One Northern Quebec Town Evacuated as Wildfires Spread; Others Allowed to Return Home

One Northern Quebec Town Evacuated as Wildfires Spread; Others Allowed to Return Home
Minister of Emergency Preparedness Bill Blair rises during question period in the House of Commons on Parliament Hill in Ottawa on Feb. 28, 2022. (Sean Kilpatrick/The Canadian Press)
The Canadian Press
Updated:

MONTREAL—Another northern Quebec town was evacuated due to an out of control wildfire on Saturday as the federal government confirmed that Canadian Forces personnel would be deployed to help combat forest fires in the province.

About 2,000 residents of Lebel−sur−Quévillon were the latest to receive a mandatory evacuation notice on Friday evening due to forest fires.

The municipality, about 620 kilometres northwest of Montreal, recommended those who couldn’t stay with relatives should leave with an emergency kit and head to Senneterre, about 90 kilometres south of the community.

Lebel−sur−Quévillon officials issued a social media update on Saturday saying the fire continued to threaten the municipality even though its spread had slowed overnight. There was heavy smoke throughout the town and forest fire prevention teams were doing trenchwork in the area to protect it.

In the North Shore community of Sept−Îles, where a state of emergency was declared Friday morning, an evacuation order for residents of certain sectors of town remained in place. It was the same story in the nearby Innu community of Mani−Utenam, where 1,500 residents belonging to the Uashat Mak Mani−utenam First Nation have been relocated.

The wildfires remained largely stable in the area, not having progressed much overnight. Sept−Îles Mayor Steeve Beaupré said no new evacuations were planned, but residents of one sector remained on alert in case the situation changed. About 5,000 people were forced from their homes as a precaution in the city about 890 kilometres northeast of Montreal.

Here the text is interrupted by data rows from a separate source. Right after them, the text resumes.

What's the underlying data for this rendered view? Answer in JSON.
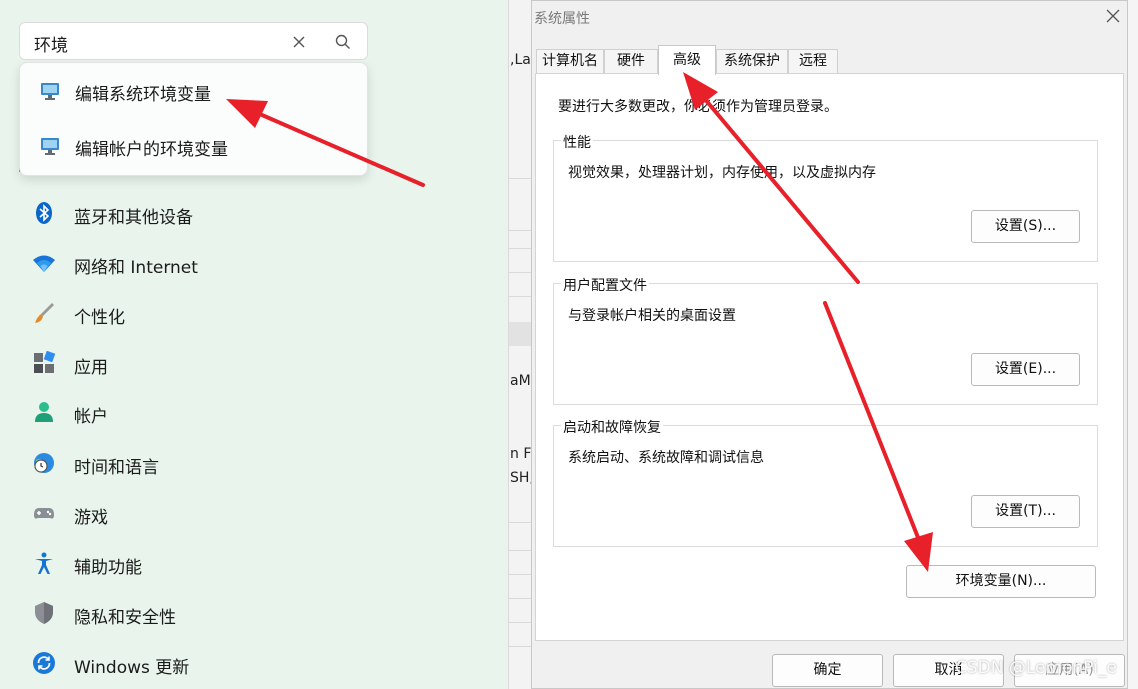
{
  "search": {
    "value": "环境"
  },
  "suggestions": [
    {
      "label": "编辑系统环境变量",
      "icon": "monitor-settings-icon"
    },
    {
      "label": "编辑帐户的环境变量",
      "icon": "monitor-settings-icon"
    }
  ],
  "nav": [
    {
      "label": "蓝牙和其他设备",
      "icon": "bluetooth-icon"
    },
    {
      "label": "网络和 Internet",
      "icon": "wifi-icon"
    },
    {
      "label": "个性化",
      "icon": "brush-icon"
    },
    {
      "label": "应用",
      "icon": "apps-icon"
    },
    {
      "label": "帐户",
      "icon": "person-icon"
    },
    {
      "label": "时间和语言",
      "icon": "globe-clock-icon"
    },
    {
      "label": "游戏",
      "icon": "gamepad-icon"
    },
    {
      "label": "辅助功能",
      "icon": "accessibility-icon"
    },
    {
      "label": "隐私和安全性",
      "icon": "shield-icon"
    },
    {
      "label": "Windows 更新",
      "icon": "update-icon"
    }
  ],
  "background_fragments": [
    ",Lau",
    "aM",
    "n Fi",
    "SH;"
  ],
  "dialog": {
    "title": "系统属性",
    "tabs": [
      "计算机名",
      "硬件",
      "高级",
      "系统保护",
      "远程"
    ],
    "active_tab": "高级",
    "admin_note": "要进行大多数更改，你必须作为管理员登录。",
    "groups": [
      {
        "title": "性能",
        "description": "视觉效果，处理器计划，内存使用，以及虚拟内存",
        "button": "设置(S)..."
      },
      {
        "title": "用户配置文件",
        "description": "与登录帐户相关的桌面设置",
        "button": "设置(E)..."
      },
      {
        "title": "启动和故障恢复",
        "description": "系统启动、系统故障和调试信息",
        "button": "设置(T)..."
      }
    ],
    "env_button": "环境变量(N)...",
    "ok_button": "确定",
    "cancel_button": "取消",
    "apply_button": "应用(A)"
  },
  "watermark": "CSDN @LemonPi_e",
  "colors": {
    "accent": "#0067c0",
    "arrow": "#e8202a",
    "settings_bg": "#e8f4ec"
  }
}
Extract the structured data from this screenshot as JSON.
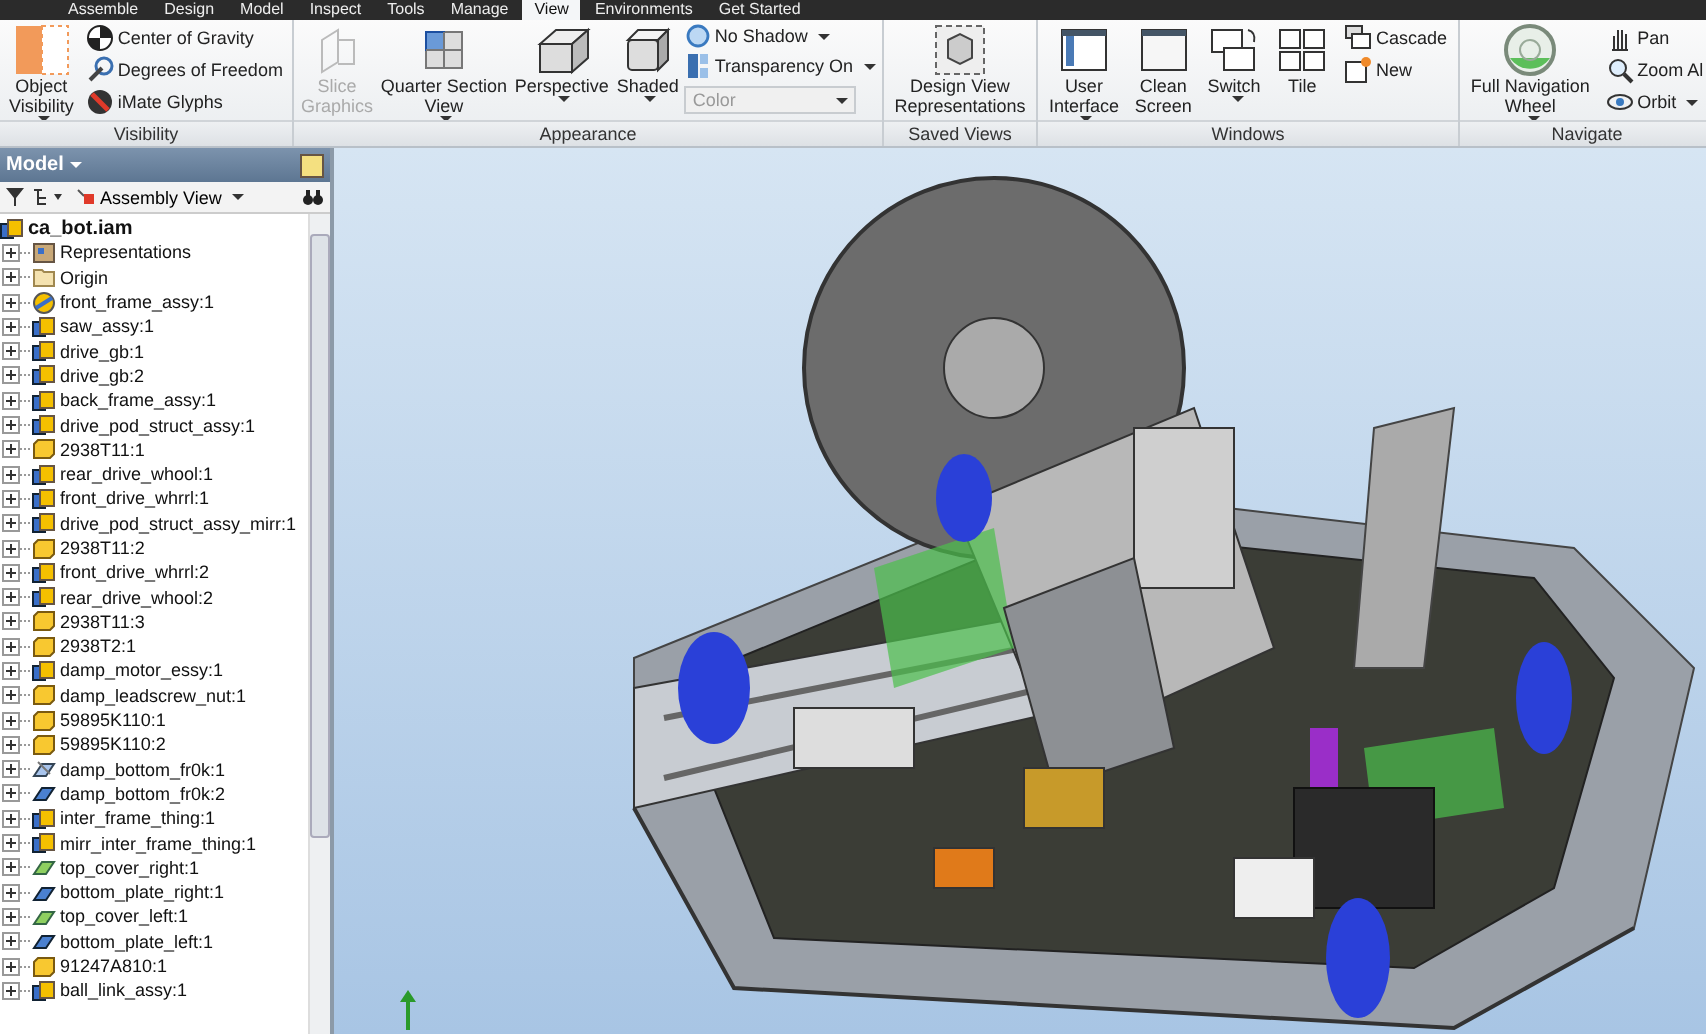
{
  "ribbon": {
    "tabs": [
      {
        "label": "Assemble",
        "selected": false
      },
      {
        "label": "Design",
        "selected": false
      },
      {
        "label": "Model",
        "selected": false
      },
      {
        "label": "Inspect",
        "selected": false
      },
      {
        "label": "Tools",
        "selected": false
      },
      {
        "label": "Manage",
        "selected": false
      },
      {
        "label": "View",
        "selected": true
      },
      {
        "label": "Environments",
        "selected": false
      },
      {
        "label": "Get Started",
        "selected": false
      }
    ],
    "groups": [
      {
        "title": "Visibility",
        "items": [
          {
            "kind": "large",
            "label": "Object\nVisibility",
            "dropdown": true,
            "disabled": false
          },
          {
            "kind": "stack",
            "items": [
              {
                "kind": "small",
                "label": "Center of Gravity",
                "dropdown": false
              },
              {
                "kind": "small",
                "label": "Degrees of Freedom",
                "dropdown": false
              },
              {
                "kind": "small",
                "label": "iMate Glyphs",
                "dropdown": false
              }
            ]
          }
        ]
      },
      {
        "title": "Appearance",
        "items": [
          {
            "kind": "large",
            "label": "Slice\nGraphics",
            "dropdown": false,
            "disabled": true
          },
          {
            "kind": "large",
            "label": "Quarter Section\nView",
            "dropdown": true,
            "disabled": false
          },
          {
            "kind": "large",
            "label": "Perspective",
            "dropdown": true,
            "disabled": false
          },
          {
            "kind": "large",
            "label": "Shaded",
            "dropdown": true,
            "disabled": false
          },
          {
            "kind": "stack",
            "items": [
              {
                "kind": "small",
                "label": "No Shadow",
                "dropdown": true
              },
              {
                "kind": "small",
                "label": "Transparency On",
                "dropdown": true
              },
              {
                "kind": "combo",
                "placeholder": "Color",
                "disabled": true
              }
            ]
          }
        ]
      },
      {
        "title": "Saved Views",
        "items": [
          {
            "kind": "large",
            "label": "Design View\nRepresentations",
            "dropdown": false,
            "disabled": false
          }
        ]
      },
      {
        "title": "Windows",
        "items": [
          {
            "kind": "large",
            "label": "User\nInterface",
            "dropdown": true,
            "disabled": false
          },
          {
            "kind": "large",
            "label": "Clean\nScreen",
            "dropdown": false,
            "disabled": false
          },
          {
            "kind": "large",
            "label": "Switch",
            "dropdown": true,
            "disabled": false
          },
          {
            "kind": "large",
            "label": "Tile",
            "dropdown": false,
            "disabled": false
          },
          {
            "kind": "stack",
            "items": [
              {
                "kind": "small",
                "label": "Cascade",
                "dropdown": false
              },
              {
                "kind": "small",
                "label": "New",
                "dropdown": false
              }
            ]
          }
        ]
      },
      {
        "title": "Navigate",
        "items": [
          {
            "kind": "large",
            "label": "Full Navigation\nWheel",
            "dropdown": true,
            "disabled": false
          },
          {
            "kind": "stack",
            "items": [
              {
                "kind": "small",
                "label": "Pan",
                "dropdown": false
              },
              {
                "kind": "small",
                "label": "Zoom Al",
                "dropdown": false
              },
              {
                "kind": "small",
                "label": "Orbit",
                "dropdown": true
              }
            ]
          }
        ]
      }
    ]
  },
  "browser": {
    "title": "Model",
    "view_selector": "Assembly View",
    "root": {
      "label": "ca_bot.iam",
      "kind": "assembly",
      "children": [
        {
          "label": "Representations",
          "kind": "representations",
          "expanded": false
        },
        {
          "label": "Origin",
          "kind": "folder",
          "expanded": false
        },
        {
          "label": "front_frame_assy:1",
          "kind": "flex-assembly",
          "expanded": false
        },
        {
          "label": "saw_assy:1",
          "kind": "assembly",
          "expanded": false
        },
        {
          "label": "drive_gb:1",
          "kind": "assembly",
          "expanded": false
        },
        {
          "label": "drive_gb:2",
          "kind": "assembly",
          "expanded": false
        },
        {
          "label": "back_frame_assy:1",
          "kind": "assembly",
          "expanded": false
        },
        {
          "label": "drive_pod_struct_assy:1",
          "kind": "assembly",
          "expanded": false
        },
        {
          "label": "2938T11:1",
          "kind": "part",
          "expanded": false
        },
        {
          "label": "rear_drive_whool:1",
          "kind": "assembly",
          "expanded": false
        },
        {
          "label": "front_drive_whrrl:1",
          "kind": "assembly",
          "expanded": false
        },
        {
          "label": "drive_pod_struct_assy_mirr:1",
          "kind": "assembly",
          "expanded": false
        },
        {
          "label": "2938T11:2",
          "kind": "part",
          "expanded": false
        },
        {
          "label": "front_drive_whrrl:2",
          "kind": "assembly",
          "expanded": false
        },
        {
          "label": "rear_drive_whool:2",
          "kind": "assembly",
          "expanded": false
        },
        {
          "label": "2938T11:3",
          "kind": "part",
          "expanded": false
        },
        {
          "label": "2938T2:1",
          "kind": "part",
          "expanded": false
        },
        {
          "label": "damp_motor_essy:1",
          "kind": "assembly",
          "expanded": false
        },
        {
          "label": "damp_leadscrew_nut:1",
          "kind": "part",
          "expanded": false
        },
        {
          "label": "59895K110:1",
          "kind": "part",
          "expanded": false
        },
        {
          "label": "59895K110:2",
          "kind": "part",
          "expanded": false
        },
        {
          "label": "damp_bottom_fr0k:1",
          "kind": "flex-sheet",
          "expanded": false
        },
        {
          "label": "damp_bottom_fr0k:2",
          "kind": "sheet",
          "expanded": false
        },
        {
          "label": "inter_frame_thing:1",
          "kind": "assembly",
          "expanded": false
        },
        {
          "label": "mirr_inter_frame_thing:1",
          "kind": "assembly",
          "expanded": false
        },
        {
          "label": "top_cover_right:1",
          "kind": "sheet-green",
          "expanded": false
        },
        {
          "label": "bottom_plate_right:1",
          "kind": "sheet",
          "expanded": false
        },
        {
          "label": "top_cover_left:1",
          "kind": "sheet-green",
          "expanded": false
        },
        {
          "label": "bottom_plate_left:1",
          "kind": "sheet",
          "expanded": false
        },
        {
          "label": "91247A810:1",
          "kind": "part",
          "expanded": false
        },
        {
          "label": "ball_link_assy:1",
          "kind": "assembly",
          "expanded": false
        }
      ]
    }
  }
}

Quebec forest fire prevention organization SOPFEU reports there are 136 active fires in the province, including about 20 that are priorities because they threaten residences or infrastructure.

Federal Emergency Preparedness Minister Bill Blair confirmed Saturday the federal government had approved a request from Quebec seeking military assistance, and Canadian Forces troops will be providing firefighting resources and help with wildfire response planning and coordination.

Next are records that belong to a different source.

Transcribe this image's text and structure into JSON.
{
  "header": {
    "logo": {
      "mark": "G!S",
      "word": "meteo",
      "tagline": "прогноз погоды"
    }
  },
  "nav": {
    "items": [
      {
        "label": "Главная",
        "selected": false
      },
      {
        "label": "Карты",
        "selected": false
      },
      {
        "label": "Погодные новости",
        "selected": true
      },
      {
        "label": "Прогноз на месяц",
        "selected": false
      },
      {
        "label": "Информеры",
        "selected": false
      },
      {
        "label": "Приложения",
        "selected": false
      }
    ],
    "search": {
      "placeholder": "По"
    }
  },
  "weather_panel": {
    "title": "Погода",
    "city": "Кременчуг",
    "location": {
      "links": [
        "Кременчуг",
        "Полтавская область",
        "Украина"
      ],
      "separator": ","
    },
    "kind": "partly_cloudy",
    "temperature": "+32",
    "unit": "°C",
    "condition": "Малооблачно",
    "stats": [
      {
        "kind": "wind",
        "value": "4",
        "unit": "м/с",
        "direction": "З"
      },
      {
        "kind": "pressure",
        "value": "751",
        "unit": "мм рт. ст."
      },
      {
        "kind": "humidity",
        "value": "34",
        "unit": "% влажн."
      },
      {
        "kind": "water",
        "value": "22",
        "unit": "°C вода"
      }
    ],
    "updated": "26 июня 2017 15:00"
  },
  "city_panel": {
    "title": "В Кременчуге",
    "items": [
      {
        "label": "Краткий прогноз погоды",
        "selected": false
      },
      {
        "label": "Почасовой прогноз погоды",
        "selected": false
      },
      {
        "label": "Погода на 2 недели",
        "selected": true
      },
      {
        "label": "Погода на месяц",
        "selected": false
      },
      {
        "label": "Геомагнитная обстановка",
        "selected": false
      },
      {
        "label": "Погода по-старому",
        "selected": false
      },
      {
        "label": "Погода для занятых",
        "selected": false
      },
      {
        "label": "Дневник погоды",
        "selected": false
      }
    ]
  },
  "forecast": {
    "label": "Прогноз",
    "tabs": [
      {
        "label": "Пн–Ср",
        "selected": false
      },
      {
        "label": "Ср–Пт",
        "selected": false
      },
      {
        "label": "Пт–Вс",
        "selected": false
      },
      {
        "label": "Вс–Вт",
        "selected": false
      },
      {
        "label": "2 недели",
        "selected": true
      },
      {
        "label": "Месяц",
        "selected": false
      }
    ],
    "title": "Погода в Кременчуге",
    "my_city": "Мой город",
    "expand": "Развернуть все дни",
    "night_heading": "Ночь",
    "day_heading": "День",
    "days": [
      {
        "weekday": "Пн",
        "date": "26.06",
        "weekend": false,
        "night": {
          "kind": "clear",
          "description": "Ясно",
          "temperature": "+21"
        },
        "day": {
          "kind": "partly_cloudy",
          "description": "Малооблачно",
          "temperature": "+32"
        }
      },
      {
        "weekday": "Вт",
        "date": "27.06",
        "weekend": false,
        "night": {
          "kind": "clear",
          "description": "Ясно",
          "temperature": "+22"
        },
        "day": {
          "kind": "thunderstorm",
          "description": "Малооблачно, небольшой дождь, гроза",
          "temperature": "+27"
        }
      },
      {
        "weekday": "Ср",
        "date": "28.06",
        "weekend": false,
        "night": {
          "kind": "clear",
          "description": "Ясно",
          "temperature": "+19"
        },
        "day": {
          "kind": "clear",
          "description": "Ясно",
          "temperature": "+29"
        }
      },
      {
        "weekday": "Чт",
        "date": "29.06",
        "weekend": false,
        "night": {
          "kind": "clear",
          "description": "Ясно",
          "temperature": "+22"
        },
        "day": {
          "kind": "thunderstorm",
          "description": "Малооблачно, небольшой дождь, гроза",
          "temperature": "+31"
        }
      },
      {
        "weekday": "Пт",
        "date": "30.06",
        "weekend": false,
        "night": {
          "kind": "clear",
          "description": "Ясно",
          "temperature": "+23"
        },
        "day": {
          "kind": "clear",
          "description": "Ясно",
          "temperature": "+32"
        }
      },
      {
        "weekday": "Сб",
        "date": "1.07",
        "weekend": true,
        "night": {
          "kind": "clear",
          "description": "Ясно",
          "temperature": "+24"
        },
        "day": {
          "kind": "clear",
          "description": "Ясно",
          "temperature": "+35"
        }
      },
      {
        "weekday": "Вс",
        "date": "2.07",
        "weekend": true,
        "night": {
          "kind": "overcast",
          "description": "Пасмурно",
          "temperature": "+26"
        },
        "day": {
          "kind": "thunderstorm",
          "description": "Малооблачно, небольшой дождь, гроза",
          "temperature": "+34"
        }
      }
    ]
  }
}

About 100 soldiers were expected Saturday in the region, according to Employment Minister Kateri Champagne Jourdain, who is also the minister responsible for the Côte−Nord region. Another 100 soldiers were expected on Sunday, she told a briefing.

Meanwhile there was good news for the residents of Chapais, another northern Quebec town, where the local mayor said residents can return home later after being forced to evacuate on Wednesday evening.

Isabelle Lessard’s announcement was met with applause from residents of the town about 715 kilometres northeast of Montreal.

“The fact that the fire has not gotten bigger also shows that what has been done (to stop spread) is effective,” Lessard said, but added residents shouldn’t let their guard down and must abide by provincial notices.

This week, the province asked people to stay out of forests and banned open fires in or near forests across the province.